Der Dialog zwischen der ehemaligen Kolonialmacht (Deutschland) und Namibia begann im Jahr 2015, nachdem Vertreter:innen der Volksgruppen der Herero und Nama in Namibia zum wiederholten Mal Reparationen forderten. Mit Reparationen sind Geldzahlungen gemeint, die laut Völkerrecht nach dem Krieg von dem Verlierer an die Sieger gezahlt werden müssen. Damals reiste eine Gruppe der Herero mit einer Petition zum Bundespräsidenten, was dazu führte, dass in der deutschen Öffentlichkeit zum ersten Mal in diesem Kontext der Begriff ,Völkermord’ fiel. 
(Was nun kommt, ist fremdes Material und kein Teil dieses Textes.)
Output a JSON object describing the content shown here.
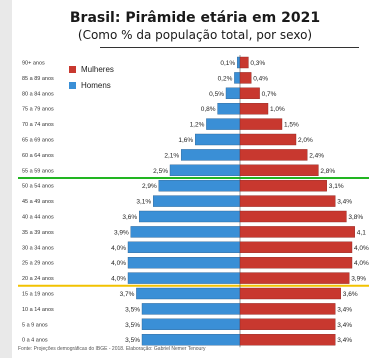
{
  "chart_data": {
    "type": "bar",
    "title": "Brasil: Pirâmide etária em 2021",
    "subtitle": "(Como % da população total, por sexo)",
    "categories": [
      "90+ anos",
      "85 a 89 anos",
      "80 a 84 anos",
      "75 a 79 anos",
      "70 a 74 anos",
      "65 a 69 anos",
      "60 a 64 anos",
      "55 a 59 anos",
      "50 a 54 anos",
      "45 a 49 anos",
      "40 a 44 anos",
      "35 a 39 anos",
      "30 a 34 anos",
      "25 a 29 anos",
      "20 a 24 anos",
      "15 a 19 anos",
      "10 a 14 anos",
      "5 a 9 anos",
      "0 a 4 anos"
    ],
    "series": [
      {
        "name": "Mulheres",
        "color": "#c8382f",
        "values": [
          0.3,
          0.4,
          0.7,
          1.0,
          1.5,
          2.0,
          2.4,
          2.8,
          3.1,
          3.4,
          3.8,
          4.1,
          4.0,
          4.0,
          3.9,
          3.6,
          3.4,
          3.4,
          3.4
        ],
        "labels": [
          "0,3%",
          "0,4%",
          "0,7%",
          "1,0%",
          "1,5%",
          "2,0%",
          "2,4%",
          "2,8%",
          "3,1%",
          "3,4%",
          "3,8%",
          "4,1",
          "4,0%",
          "4,0%",
          "3,9%",
          "3,6%",
          "3,4%",
          "3,4%",
          "3,4%"
        ]
      },
      {
        "name": "Homens",
        "color": "#3a8fd6",
        "values": [
          0.1,
          0.2,
          0.5,
          0.8,
          1.2,
          1.6,
          2.1,
          2.5,
          2.9,
          3.1,
          3.6,
          3.9,
          4.0,
          4.0,
          4.0,
          3.7,
          3.5,
          3.5,
          3.5
        ],
        "labels": [
          "0,1%",
          "0,2%",
          "0,5%",
          "0,8%",
          "1,2%",
          "1,6%",
          "2,1%",
          "2,5%",
          "2,9%",
          "3,1%",
          "3,6%",
          "3,9%",
          "4,0%",
          "4,0%",
          "4,0%",
          "3,7%",
          "3,5%",
          "3,5%",
          "3,5%"
        ]
      }
    ],
    "legend": "top-left",
    "grid": false,
    "reference_lines": [
      {
        "color": "#22b522",
        "between": [
          "55 a 59 anos",
          "50 a 54 anos"
        ]
      },
      {
        "color": "#f2c200",
        "between": [
          "20 a 24 anos",
          "15 a 19 anos"
        ]
      }
    ],
    "source": "Fonte: Projeções demográficas do IBGE - 2018. Elaboração: Gabriel Nemer Tenoury"
  }
}
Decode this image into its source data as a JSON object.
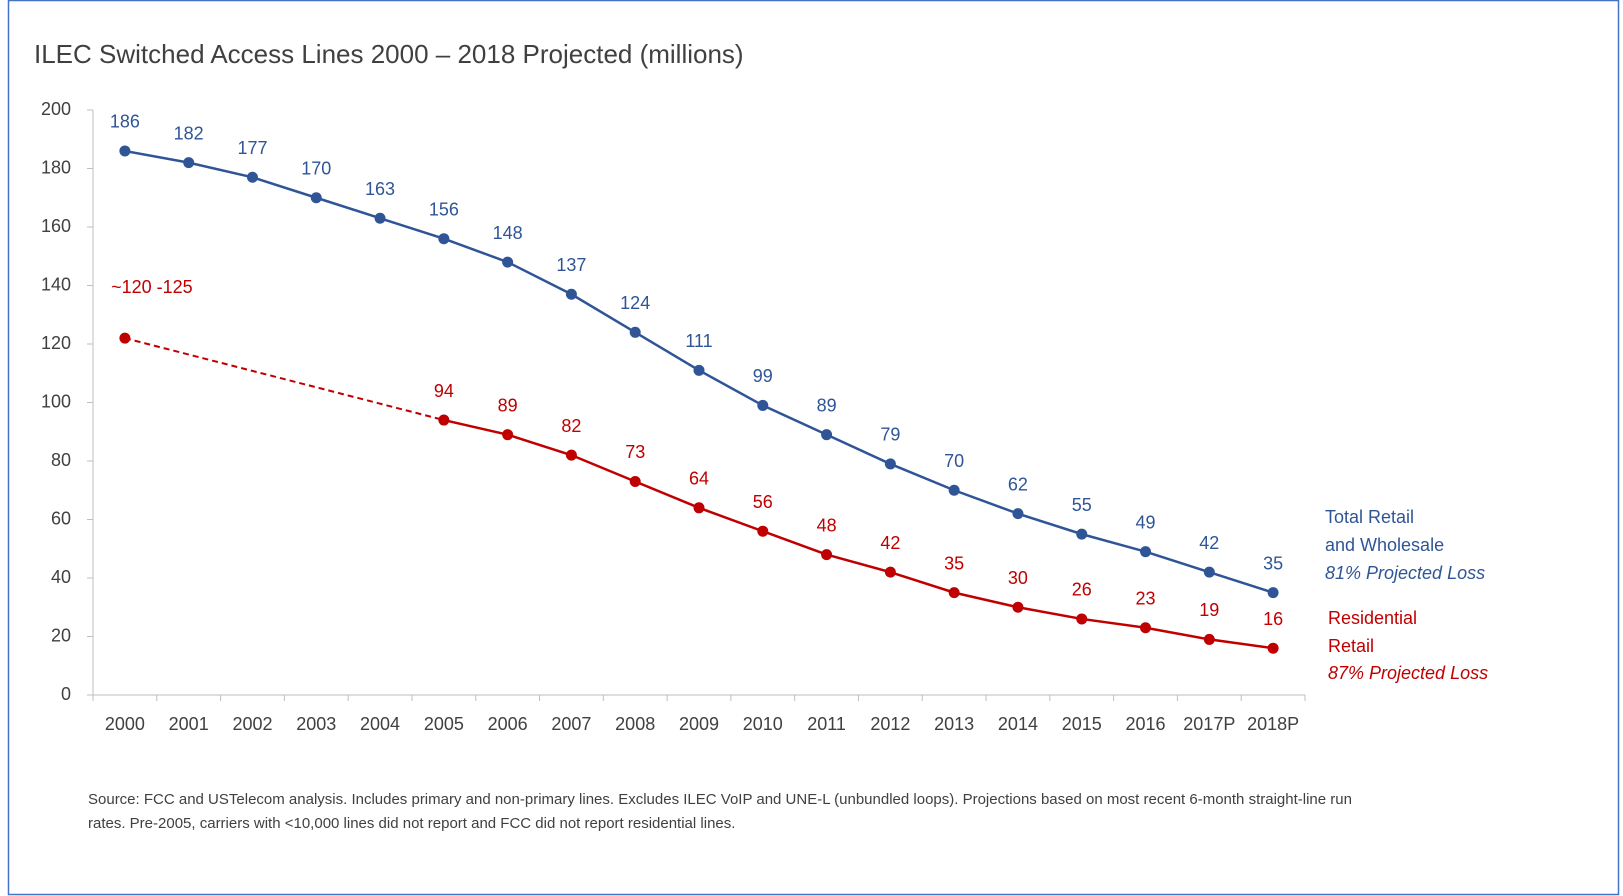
{
  "chart_data": {
    "type": "line",
    "title": "ILEC Switched Access Lines 2000 – 2018 Projected (millions)",
    "categories": [
      "2000",
      "2001",
      "2002",
      "2003",
      "2004",
      "2005",
      "2006",
      "2007",
      "2008",
      "2009",
      "2010",
      "2011",
      "2012",
      "2013",
      "2014",
      "2015",
      "2016",
      "2017P",
      "2018P"
    ],
    "series": [
      {
        "name": "Total Retail and Wholesale",
        "color": "#2f5597",
        "values": [
          186,
          182,
          177,
          170,
          163,
          156,
          148,
          137,
          124,
          111,
          99,
          89,
          79,
          70,
          62,
          55,
          49,
          42,
          35
        ]
      },
      {
        "name": "Residential Retail",
        "color": "#c00000",
        "connect_gaps": "dashed",
        "values": [
          122,
          null,
          null,
          null,
          null,
          94,
          89,
          82,
          73,
          64,
          56,
          48,
          42,
          35,
          30,
          26,
          23,
          19,
          16
        ],
        "value_labels": [
          "~120 -125",
          null,
          null,
          null,
          null,
          null,
          null,
          null,
          null,
          null,
          null,
          null,
          null,
          null,
          null,
          null,
          null,
          null,
          null
        ]
      }
    ],
    "annotations": [
      "81% Projected Loss",
      "87% Projected Loss"
    ],
    "ylim": [
      0,
      200
    ],
    "yticks": [
      0,
      20,
      40,
      60,
      80,
      100,
      120,
      140,
      160,
      180,
      200
    ],
    "source": "Source:  FCC and USTelecom analysis.  Includes primary and non-primary lines. Excludes ILEC VoIP and UNE-L (unbundled loops). Projections based on most recent 6-month straight-line run rates. Pre-2005, carriers with <10,000 lines did not report and FCC did not report residential lines."
  }
}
Den namibischen Volksgruppen ging es damals nicht nur um die Geldzahlungen, sondern insbesondere auch um die Anerkennung des Genozids und die Einbeziehung der Opferorganisation – also den offiziellen Vertreter:innen der indigenen namibischen Völker, die der deutschen Kolonialherrschaft zum Opfer gefallen sind –  in die Gespräche. Schauen wir uns eine der Forderungen mal etwas genauer an:

Die Anerkennung des Genozids

Der Genozid oder auch Völkermord gilt als das schwerste Verbrechen im Völkerstrafrecht und unterliegt nicht der Verjähung. Es wird durch die Absicht gekennzeichnet, “eine nationale, ethnische, rassische oder religiöse Gruppe als solche ganz oder teilweise zu zerstören”. Mit der Anerkennung eines Genozids werden Forderungen nach Reparationszahlung in Verhandlungen deutlich schlagkräftiger.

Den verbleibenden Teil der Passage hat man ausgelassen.